Proving the Uniqueness of the Generalized Riemann Integral


Thm. 8.1.7: If a function has a generalized Riemann integral, then the value of the integral is unique.


Suppose $f$ has Generalized Riemann Integral $A_1$ and also $A_2$. Want to show that $A_1 = A_2$.

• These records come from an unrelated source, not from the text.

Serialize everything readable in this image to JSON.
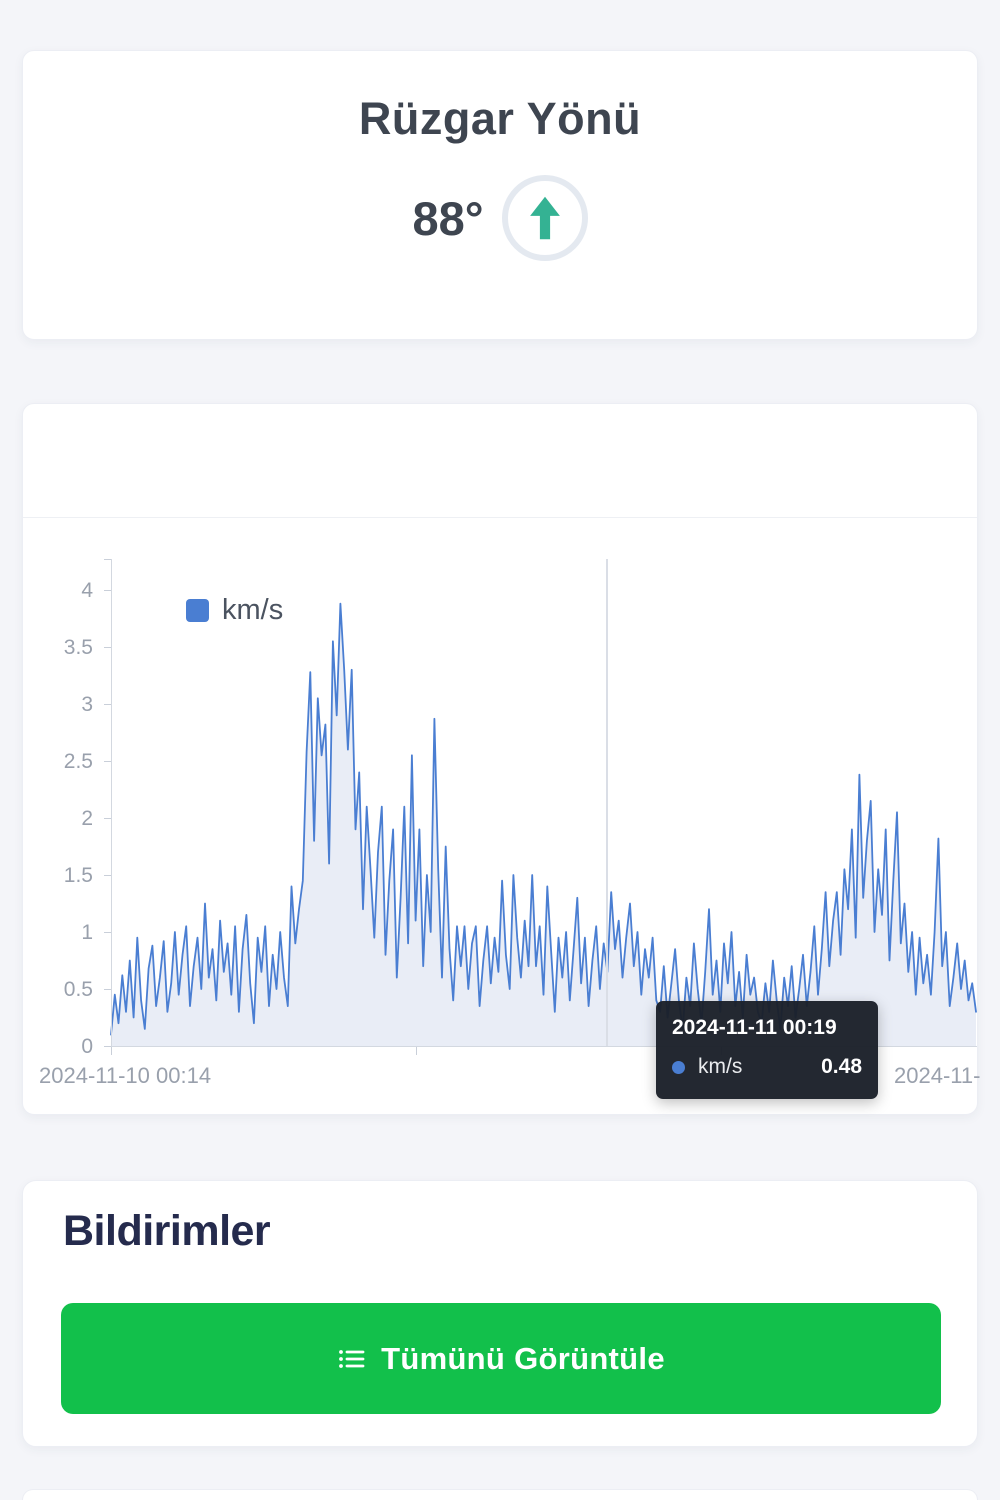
{
  "colors": {
    "page_bg": "#f4f5f9",
    "accent_blue": "#4a7ed2",
    "area_fill": "#e9edf6",
    "teal_arrow": "#34b293",
    "button_green": "#12c04b",
    "tooltip_bg": "#1a1f29",
    "dark_navy": "#252b4d"
  },
  "wind_card": {
    "title": "Rüzgar Yönü",
    "degrees": "88°",
    "arrow_icon": "up-arrow-icon"
  },
  "chart_data": {
    "type": "area",
    "title": "",
    "legend_label": "km/s",
    "legend_position": "top-left-inside",
    "grid": false,
    "ylim": [
      0,
      4
    ],
    "y_ticks": [
      0,
      0.5,
      1,
      1.5,
      2,
      2.5,
      3,
      3.5,
      4
    ],
    "y_tick_labels": [
      "0",
      "0.5",
      "1",
      "1.5",
      "2",
      "2.5",
      "3",
      "3.5",
      "4"
    ],
    "x_axis_labels": {
      "left": "2024-11-10 00:14",
      "right": "2024-11-"
    },
    "tooltip": {
      "title": "2024-11-11 00:19",
      "series": "km/s",
      "value": "0.48"
    },
    "series": [
      {
        "name": "km/s",
        "color": "#4a7ed2",
        "fill": "#e9edf6",
        "values": [
          0.1,
          0.45,
          0.2,
          0.62,
          0.3,
          0.75,
          0.25,
          0.95,
          0.4,
          0.15,
          0.68,
          0.88,
          0.35,
          0.6,
          0.92,
          0.3,
          0.55,
          1.0,
          0.45,
          0.8,
          1.05,
          0.35,
          0.7,
          0.95,
          0.5,
          1.25,
          0.6,
          0.85,
          0.4,
          1.1,
          0.65,
          0.9,
          0.45,
          1.05,
          0.3,
          0.85,
          1.15,
          0.55,
          0.2,
          0.95,
          0.65,
          1.05,
          0.35,
          0.8,
          0.5,
          1.0,
          0.6,
          0.35,
          1.4,
          0.9,
          1.2,
          1.45,
          2.58,
          3.28,
          1.8,
          3.05,
          2.55,
          2.82,
          1.6,
          3.55,
          2.9,
          3.88,
          3.3,
          2.6,
          3.3,
          1.9,
          2.4,
          1.2,
          2.1,
          1.55,
          0.95,
          1.7,
          2.1,
          0.8,
          1.45,
          1.9,
          0.6,
          1.3,
          2.1,
          0.9,
          2.55,
          1.1,
          1.9,
          0.7,
          1.5,
          1.0,
          2.87,
          1.55,
          0.6,
          1.75,
          0.85,
          0.4,
          1.05,
          0.7,
          1.05,
          0.5,
          0.9,
          1.05,
          0.35,
          0.75,
          1.05,
          0.55,
          0.95,
          0.65,
          1.45,
          0.8,
          0.5,
          1.5,
          0.95,
          0.6,
          1.1,
          0.7,
          1.5,
          0.7,
          1.05,
          0.45,
          1.4,
          0.85,
          0.3,
          0.95,
          0.6,
          1.0,
          0.4,
          0.85,
          1.3,
          0.55,
          0.95,
          0.35,
          0.75,
          1.05,
          0.5,
          0.9,
          0.65,
          1.35,
          0.85,
          1.1,
          0.6,
          0.95,
          1.25,
          0.7,
          1.0,
          0.45,
          0.85,
          0.6,
          0.95,
          0.4,
          0.3,
          0.7,
          0.25,
          0.55,
          0.85,
          0.4,
          0.15,
          0.6,
          0.35,
          0.9,
          0.5,
          0.2,
          0.65,
          1.2,
          0.45,
          0.75,
          0.3,
          0.9,
          0.55,
          1.0,
          0.35,
          0.65,
          0.25,
          0.8,
          0.45,
          0.6,
          0.3,
          0.2,
          0.55,
          0.3,
          0.75,
          0.4,
          0.15,
          0.6,
          0.35,
          0.7,
          0.25,
          0.5,
          0.8,
          0.35,
          0.65,
          1.05,
          0.45,
          0.85,
          1.35,
          0.7,
          1.1,
          1.35,
          0.8,
          1.55,
          1.2,
          1.9,
          0.95,
          2.38,
          1.3,
          1.8,
          2.15,
          1.0,
          1.55,
          1.15,
          1.9,
          0.75,
          1.45,
          2.05,
          0.9,
          1.25,
          0.65,
          1.0,
          0.45,
          0.95,
          0.55,
          0.8,
          0.45,
          1.0,
          1.82,
          0.7,
          1.0,
          0.35,
          0.6,
          0.9,
          0.5,
          0.75,
          0.4,
          0.55,
          0.3
        ]
      }
    ]
  },
  "notifications_card": {
    "title": "Bildirimler",
    "button_label": "Tümünü Görüntüle",
    "button_icon": "list-icon"
  }
}
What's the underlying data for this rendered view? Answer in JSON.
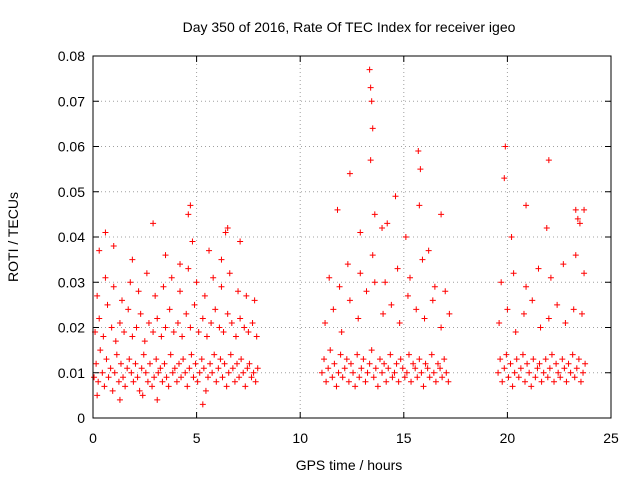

Let $\epsilon > 0$. Then there exists $\delta_1(x)$ satisfying:
$$\lvert R(f,P) - A_1 \rvert < \frac{\epsilon}{2}, \hspace{.2cm} \forall \hspace{.2cm} \delta_1(x) \text{-fine tagged partitions}$$

AND there exists $\delta_2(x)$ satisfying:
$$\lvert R(f,P) - A_2 \rvert < \frac{\epsilon}{2}, \hspace{.2cm} \forall \hspace{.2cm} \delta_2(x) \text{-fine tagged partitions}.$$
Now let $\delta(x) = min\lbrace \delta_1(x), \delta_2(x) \rbrace.$

By Thm. 8.1.5, we know there is a tagged partition $(P,\lbrace c_k \rbrace)$ that is both $\delta_1(x)$-fine and $\delta_2(x)$-fine. Then we can say $$\lvert A_1 - A_2 \rvert \leq \lvert A_1 - R(f,P) \rvert + \lvert R(f,P) - A_2 \rvert < \frac{\epsilon}{2} + \frac{\epsilon}{2} = \epsilon$$
Therefore, $A_1 = A_2.\Box$


Thank you for posting all this Christy!